I'm not entirely convinced that bunching is unavoidable with long routes;
surely it could be beaten by better control systems? I'm thinking of
detecting that buses are close (which would mean tracking them by GPS or
GPRS triangulation) and instructing the back one to slow down a bit.

Express routes would serve specially designated stops (which would be at
major town centres - as an example, the 109 which currently runs from
Brixton to Croydon might stop at Brixton, Streatham, Norbury, Thornton
Heath and Croydon). The routes would be longer distance routes, because
the limited stops would mean that the journey would be a lot faster.

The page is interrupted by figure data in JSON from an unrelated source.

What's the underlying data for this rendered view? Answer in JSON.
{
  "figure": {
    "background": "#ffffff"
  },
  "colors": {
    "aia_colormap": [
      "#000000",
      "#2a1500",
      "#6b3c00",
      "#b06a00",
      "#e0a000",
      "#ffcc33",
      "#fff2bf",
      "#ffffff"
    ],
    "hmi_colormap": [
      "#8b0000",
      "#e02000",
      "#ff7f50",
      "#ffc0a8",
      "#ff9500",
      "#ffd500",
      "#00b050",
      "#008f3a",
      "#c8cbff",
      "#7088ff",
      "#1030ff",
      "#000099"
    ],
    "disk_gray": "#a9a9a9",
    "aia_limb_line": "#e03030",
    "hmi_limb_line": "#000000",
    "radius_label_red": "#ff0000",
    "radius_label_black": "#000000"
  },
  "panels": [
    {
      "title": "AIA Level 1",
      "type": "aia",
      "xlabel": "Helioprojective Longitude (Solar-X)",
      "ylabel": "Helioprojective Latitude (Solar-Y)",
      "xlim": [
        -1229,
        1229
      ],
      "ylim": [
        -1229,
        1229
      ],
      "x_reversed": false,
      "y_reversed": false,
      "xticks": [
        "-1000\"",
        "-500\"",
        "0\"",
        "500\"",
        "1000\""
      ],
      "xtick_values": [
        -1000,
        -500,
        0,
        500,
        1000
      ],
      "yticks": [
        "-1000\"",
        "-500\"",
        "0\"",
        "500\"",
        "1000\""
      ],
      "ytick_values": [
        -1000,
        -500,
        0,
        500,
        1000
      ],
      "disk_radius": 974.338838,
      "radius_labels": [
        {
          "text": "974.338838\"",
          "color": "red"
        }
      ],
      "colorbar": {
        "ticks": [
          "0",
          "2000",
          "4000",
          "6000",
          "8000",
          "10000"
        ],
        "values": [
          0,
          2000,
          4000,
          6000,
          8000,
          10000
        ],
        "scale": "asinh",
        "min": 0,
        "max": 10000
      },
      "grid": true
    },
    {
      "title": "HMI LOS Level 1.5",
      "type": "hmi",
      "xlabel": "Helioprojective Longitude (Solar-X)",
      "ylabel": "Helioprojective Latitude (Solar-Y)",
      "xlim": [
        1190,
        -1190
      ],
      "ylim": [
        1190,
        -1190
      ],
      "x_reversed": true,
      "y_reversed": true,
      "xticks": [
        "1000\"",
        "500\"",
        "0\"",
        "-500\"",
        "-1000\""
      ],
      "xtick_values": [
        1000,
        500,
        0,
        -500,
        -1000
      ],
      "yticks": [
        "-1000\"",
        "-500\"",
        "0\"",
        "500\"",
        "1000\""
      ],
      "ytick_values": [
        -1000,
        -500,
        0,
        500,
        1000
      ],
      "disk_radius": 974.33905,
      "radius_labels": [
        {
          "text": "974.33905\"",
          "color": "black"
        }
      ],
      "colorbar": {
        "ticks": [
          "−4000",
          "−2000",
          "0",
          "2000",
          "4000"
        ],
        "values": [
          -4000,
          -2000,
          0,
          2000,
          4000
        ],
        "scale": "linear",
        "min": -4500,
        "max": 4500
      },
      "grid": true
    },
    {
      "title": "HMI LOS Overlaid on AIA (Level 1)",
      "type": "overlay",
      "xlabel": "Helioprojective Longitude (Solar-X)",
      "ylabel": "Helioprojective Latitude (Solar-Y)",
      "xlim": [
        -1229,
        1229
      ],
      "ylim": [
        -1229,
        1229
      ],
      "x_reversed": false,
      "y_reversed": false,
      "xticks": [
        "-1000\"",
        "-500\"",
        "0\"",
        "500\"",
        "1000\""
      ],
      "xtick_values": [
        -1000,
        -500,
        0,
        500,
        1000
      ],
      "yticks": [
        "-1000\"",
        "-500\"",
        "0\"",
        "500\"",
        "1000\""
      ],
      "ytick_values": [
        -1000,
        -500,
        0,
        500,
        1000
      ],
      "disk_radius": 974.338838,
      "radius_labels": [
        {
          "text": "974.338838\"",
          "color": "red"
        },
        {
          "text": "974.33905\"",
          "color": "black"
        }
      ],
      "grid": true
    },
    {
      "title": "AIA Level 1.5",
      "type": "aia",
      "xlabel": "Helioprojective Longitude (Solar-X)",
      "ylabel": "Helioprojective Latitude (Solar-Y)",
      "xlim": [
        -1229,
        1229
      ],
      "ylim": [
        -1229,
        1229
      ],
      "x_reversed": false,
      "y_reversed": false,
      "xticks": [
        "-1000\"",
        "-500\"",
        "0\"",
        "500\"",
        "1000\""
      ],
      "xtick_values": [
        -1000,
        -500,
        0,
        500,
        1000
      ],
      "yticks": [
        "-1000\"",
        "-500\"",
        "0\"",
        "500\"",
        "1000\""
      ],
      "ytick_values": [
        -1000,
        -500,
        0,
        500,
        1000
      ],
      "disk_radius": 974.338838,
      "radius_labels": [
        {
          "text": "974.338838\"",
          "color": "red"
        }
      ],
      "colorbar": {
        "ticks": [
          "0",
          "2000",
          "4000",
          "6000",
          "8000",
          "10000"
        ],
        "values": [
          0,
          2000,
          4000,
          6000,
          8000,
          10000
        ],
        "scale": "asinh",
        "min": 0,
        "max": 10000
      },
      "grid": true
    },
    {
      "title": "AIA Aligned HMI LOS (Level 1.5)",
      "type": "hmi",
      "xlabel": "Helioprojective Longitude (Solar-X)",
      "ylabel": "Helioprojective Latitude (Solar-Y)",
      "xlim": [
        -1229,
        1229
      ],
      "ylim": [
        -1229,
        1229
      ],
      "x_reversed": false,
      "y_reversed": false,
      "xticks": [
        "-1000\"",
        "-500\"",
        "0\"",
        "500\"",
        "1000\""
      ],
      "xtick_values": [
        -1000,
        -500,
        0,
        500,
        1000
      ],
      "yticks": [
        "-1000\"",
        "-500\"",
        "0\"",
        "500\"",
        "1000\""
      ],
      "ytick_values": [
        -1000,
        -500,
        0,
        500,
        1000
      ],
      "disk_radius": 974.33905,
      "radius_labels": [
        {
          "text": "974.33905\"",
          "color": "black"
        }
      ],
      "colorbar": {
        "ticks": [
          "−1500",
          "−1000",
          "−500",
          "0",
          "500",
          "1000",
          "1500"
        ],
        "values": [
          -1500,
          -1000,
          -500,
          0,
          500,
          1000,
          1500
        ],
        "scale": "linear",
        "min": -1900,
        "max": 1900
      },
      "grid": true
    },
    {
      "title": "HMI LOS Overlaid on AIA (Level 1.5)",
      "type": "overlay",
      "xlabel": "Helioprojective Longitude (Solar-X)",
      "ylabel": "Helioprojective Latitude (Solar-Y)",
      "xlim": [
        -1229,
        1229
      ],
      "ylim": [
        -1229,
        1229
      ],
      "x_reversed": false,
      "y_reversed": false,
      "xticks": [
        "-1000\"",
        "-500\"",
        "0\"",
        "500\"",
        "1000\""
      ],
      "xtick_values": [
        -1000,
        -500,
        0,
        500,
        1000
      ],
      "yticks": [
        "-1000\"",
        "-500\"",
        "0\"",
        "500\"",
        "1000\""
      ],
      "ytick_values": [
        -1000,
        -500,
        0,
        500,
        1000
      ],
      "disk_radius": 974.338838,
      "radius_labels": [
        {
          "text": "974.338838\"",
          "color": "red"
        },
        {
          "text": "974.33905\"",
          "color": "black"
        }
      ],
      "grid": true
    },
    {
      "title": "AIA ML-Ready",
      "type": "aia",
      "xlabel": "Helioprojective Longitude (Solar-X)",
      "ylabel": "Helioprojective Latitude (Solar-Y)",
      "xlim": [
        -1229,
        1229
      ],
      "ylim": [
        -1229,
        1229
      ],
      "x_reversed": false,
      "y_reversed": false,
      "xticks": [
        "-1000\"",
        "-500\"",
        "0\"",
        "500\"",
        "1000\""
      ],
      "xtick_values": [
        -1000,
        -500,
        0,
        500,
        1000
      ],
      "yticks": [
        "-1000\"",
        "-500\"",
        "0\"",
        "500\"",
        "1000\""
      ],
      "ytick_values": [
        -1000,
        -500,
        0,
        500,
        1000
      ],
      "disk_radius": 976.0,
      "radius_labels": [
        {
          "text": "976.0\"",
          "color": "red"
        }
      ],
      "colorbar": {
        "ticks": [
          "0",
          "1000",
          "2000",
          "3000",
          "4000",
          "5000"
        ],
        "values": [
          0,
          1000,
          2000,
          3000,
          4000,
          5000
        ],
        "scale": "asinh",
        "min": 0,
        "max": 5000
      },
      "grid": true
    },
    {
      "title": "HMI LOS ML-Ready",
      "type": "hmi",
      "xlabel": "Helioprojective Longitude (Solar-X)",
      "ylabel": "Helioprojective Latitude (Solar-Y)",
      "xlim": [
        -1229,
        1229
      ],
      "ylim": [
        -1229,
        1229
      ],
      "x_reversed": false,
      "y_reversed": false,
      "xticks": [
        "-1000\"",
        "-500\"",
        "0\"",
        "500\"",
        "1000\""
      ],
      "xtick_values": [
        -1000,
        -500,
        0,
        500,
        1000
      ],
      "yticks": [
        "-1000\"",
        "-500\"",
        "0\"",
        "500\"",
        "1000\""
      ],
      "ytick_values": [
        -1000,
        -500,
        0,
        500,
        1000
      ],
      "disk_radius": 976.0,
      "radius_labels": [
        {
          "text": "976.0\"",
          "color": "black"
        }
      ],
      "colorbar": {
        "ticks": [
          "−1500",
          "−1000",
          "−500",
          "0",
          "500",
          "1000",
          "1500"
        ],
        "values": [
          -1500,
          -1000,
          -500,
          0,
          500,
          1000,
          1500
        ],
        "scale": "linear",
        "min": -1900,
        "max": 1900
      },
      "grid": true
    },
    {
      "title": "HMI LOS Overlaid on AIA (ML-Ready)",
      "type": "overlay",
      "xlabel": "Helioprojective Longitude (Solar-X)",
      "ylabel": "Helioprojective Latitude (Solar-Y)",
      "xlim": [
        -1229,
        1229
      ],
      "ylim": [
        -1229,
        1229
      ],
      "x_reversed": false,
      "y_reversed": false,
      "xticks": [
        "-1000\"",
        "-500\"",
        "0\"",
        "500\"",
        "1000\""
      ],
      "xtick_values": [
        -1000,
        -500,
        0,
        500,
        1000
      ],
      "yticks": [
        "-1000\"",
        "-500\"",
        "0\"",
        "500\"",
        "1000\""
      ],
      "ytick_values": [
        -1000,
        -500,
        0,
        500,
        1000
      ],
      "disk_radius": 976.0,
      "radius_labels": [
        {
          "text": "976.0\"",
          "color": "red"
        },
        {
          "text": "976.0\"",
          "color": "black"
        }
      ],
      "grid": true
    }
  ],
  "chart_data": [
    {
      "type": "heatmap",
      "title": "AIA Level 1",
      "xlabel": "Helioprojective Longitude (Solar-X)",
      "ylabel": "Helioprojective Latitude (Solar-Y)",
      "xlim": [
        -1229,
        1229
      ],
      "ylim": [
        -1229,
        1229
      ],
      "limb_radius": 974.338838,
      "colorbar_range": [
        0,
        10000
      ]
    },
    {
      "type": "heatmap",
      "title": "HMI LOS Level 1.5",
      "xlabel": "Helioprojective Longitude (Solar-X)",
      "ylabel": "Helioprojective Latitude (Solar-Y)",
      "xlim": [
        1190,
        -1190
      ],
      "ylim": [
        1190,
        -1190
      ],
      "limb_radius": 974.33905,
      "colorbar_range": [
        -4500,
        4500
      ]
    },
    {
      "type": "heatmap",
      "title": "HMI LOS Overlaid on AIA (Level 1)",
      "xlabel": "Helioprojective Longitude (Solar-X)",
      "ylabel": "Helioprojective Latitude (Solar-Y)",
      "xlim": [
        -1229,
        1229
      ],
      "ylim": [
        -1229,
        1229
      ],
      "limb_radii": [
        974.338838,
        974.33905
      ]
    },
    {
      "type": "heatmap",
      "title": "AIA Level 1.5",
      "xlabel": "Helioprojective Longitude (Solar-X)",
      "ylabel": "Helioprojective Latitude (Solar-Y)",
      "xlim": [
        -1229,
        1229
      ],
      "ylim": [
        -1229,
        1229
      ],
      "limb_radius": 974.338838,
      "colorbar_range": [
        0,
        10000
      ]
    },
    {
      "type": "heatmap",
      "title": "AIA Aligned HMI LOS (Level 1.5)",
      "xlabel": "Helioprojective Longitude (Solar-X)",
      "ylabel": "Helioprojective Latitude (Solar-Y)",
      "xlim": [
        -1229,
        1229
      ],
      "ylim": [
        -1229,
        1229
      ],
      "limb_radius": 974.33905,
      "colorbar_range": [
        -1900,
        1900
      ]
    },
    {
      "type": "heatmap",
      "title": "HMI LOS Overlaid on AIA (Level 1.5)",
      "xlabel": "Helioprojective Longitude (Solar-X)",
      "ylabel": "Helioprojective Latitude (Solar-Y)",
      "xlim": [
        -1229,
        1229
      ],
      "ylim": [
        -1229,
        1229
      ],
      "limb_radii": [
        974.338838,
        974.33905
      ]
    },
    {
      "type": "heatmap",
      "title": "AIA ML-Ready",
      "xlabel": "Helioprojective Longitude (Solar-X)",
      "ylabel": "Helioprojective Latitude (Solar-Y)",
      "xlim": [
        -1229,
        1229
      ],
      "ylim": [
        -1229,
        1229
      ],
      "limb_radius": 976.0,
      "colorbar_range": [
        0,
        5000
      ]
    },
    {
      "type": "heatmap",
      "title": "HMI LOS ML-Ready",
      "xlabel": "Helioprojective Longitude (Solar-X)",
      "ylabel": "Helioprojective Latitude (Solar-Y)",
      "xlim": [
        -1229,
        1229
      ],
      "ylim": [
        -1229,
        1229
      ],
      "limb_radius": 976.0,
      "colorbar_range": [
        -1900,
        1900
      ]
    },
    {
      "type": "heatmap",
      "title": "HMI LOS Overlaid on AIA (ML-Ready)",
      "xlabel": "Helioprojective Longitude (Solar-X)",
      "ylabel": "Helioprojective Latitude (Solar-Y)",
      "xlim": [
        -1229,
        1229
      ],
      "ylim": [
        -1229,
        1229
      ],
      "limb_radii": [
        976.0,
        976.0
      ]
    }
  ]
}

Also, these routes would have priority for bus lanes, traffic modulation
measures, better driver training, linking of traffic lights to the bus
control system, bendybuses, nicer bus shelters, etc. Also, because they
only need to get from point to point without stopping on the way, they can
make more use of fast, non-stoppable roads like clearways and such, which
should speed them up even further.

A twist on the scheme would be to have partial express services, along the
lines of the fast Metropolitan services; you might have something which
looked like Finsbury Park - Hackney - Stratford which stopped at all the
present 106 or 253/4 stops between FP and Hackney, but was then express
from Hackney to Stratford. I have no idea if that particular route would
be any use, but there might well be cases where that sort of thing would
be good.

Anyway, it'd be one in the eye for the fecking tram nazis!!!